The Center for Curatorial Studies at Bard College (CCS Bard) has named Valerie Cassel Oliver, the curator of an acclaimed survey about sound and Southern culture, as the 2022 recipient of its Audrey Irmas Award for Curatorial Excellence. The prize, which goes to one curator annually, comes with a $25,000 purse.
“Valerie Cassel Oliver should be considered one of America’s great ‘thought leaders,’ a curator who constantly surprises, enlightens, and broadens the scope of art,” said Tom Eccles, executive director of CCS Bard, in a statement.
Cassel Oliver joined the Virginia Museum of Fine Arts as a curator of modern and contemporary art in 2017. With Naomi Beckwith, she organized an acclaimed Howardena Pindell survey that showed at the VMFA in 2018. The following year, she staged a survey of works that the VMFA had acquired from the Souls Grown Deep Foundation. Her most recent exhibition, “The Dirty South: Contemporary Art, Material Culture, and the Sonic Impulse” (2021–), positioned the South as the linchpin of American art and culture. That survey is currently traveling to venues across the country.
Prior to joining the VMFA, from 2000 to 2017, Cassel Oliver was senior curator at the Contemporary Arts Museum Houston in Texas, where she organized exhibitions including the acclaimed “Double Consciousness: Black Conceptual Art Since 1970 (2005) and “Radical Presence: Black Performance in Contemporary Art” (2012). She also organized surveys devoted to Donald Moffett, Trenton Doyle Hancock, and Angel Otero.

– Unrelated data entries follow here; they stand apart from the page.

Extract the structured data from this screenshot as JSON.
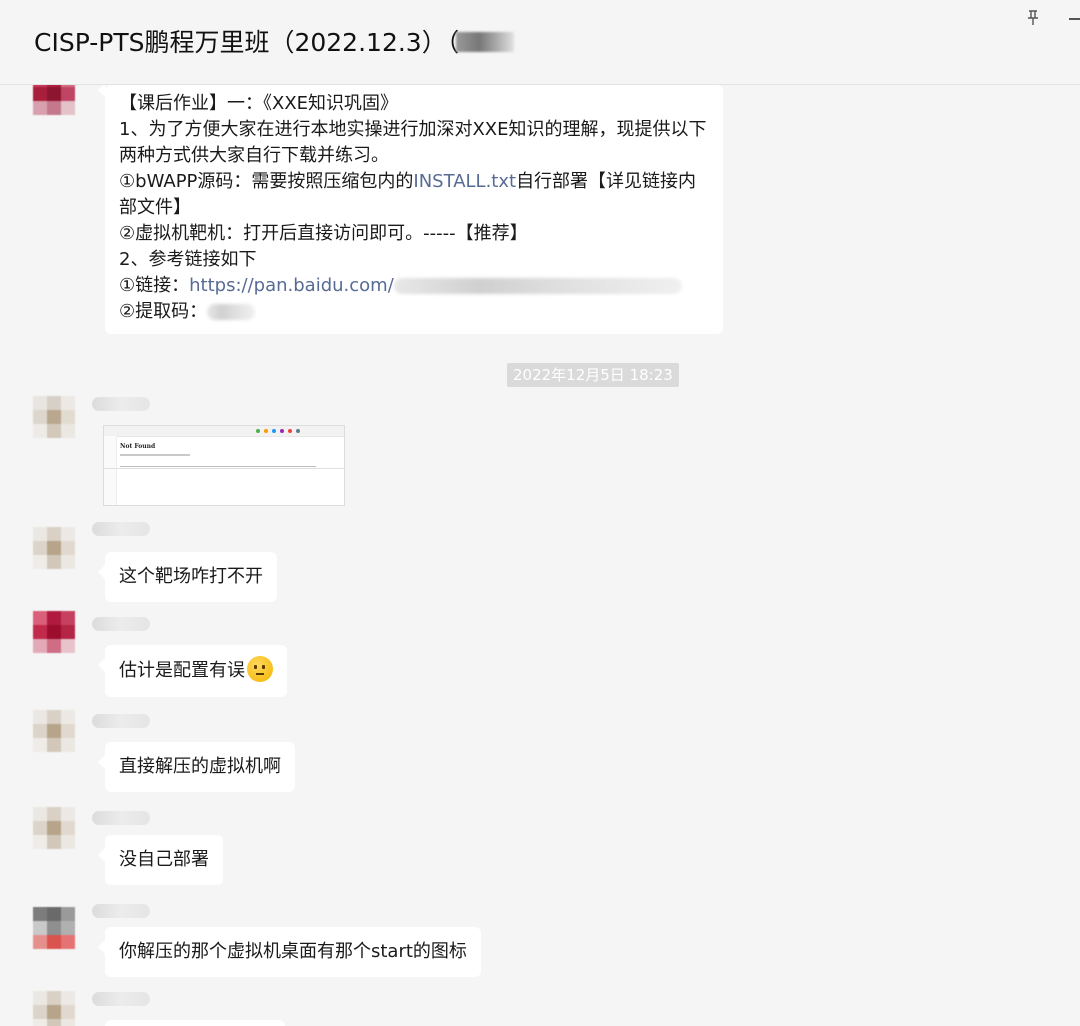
{
  "window": {
    "title": "CISP-PTS鹏程万里班（2022.12.3）（",
    "pin_icon": "pin-icon",
    "minimize_icon": "minimize-icon"
  },
  "messages": {
    "assignment": {
      "line1": "【课后作业】一：《XXE知识巩固》",
      "line2": "  1、为了方便大家在进行本地实操进行加深对XXE知识的理解，现提供以下两种方式供大家自行下载并练习。",
      "line3_prefix": "  ①bWAPP源码：需要按照压缩包内的",
      "line3_link": "INSTALL.txt",
      "line3_suffix": "自行部署【详见链接内部文件】",
      "line4": "  ②虚拟机靶机：打开后直接访问即可。-----【推荐】",
      "line5": "  2、参考链接如下",
      "line6_prefix": "   ①链接：",
      "line6_link": "https://pan.baidu.com/",
      "line7_prefix": "   ②提取码："
    },
    "timestamp": "2022年12月5日 18:23",
    "screenshot_heading": "Not Found",
    "msg1": "这个靶场咋打不开",
    "msg2": "估计是配置有误",
    "msg3": "直接解压的虚拟机啊",
    "msg4": "没自己部署",
    "msg5": "你解压的那个虚拟机桌面有那个start的图标"
  },
  "colors": {
    "background": "#f5f5f5",
    "bubble": "#ffffff",
    "link": "#576b95",
    "timestamp_bg": "#dadada"
  }
}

“It is deeply humbling to be acknowledged for my work. I feel it is necessary work, created from a space of commitment and passion. And, I have been quite fortunate over the years to bring ideas to the fore and to celebrate amazing artists and their work,” Cassel Oliver said in a statement. “It is immensely gratifying to be acknowledged especially by CCS Bard because of its role in sustaining the viability of curatorial practice,” she added.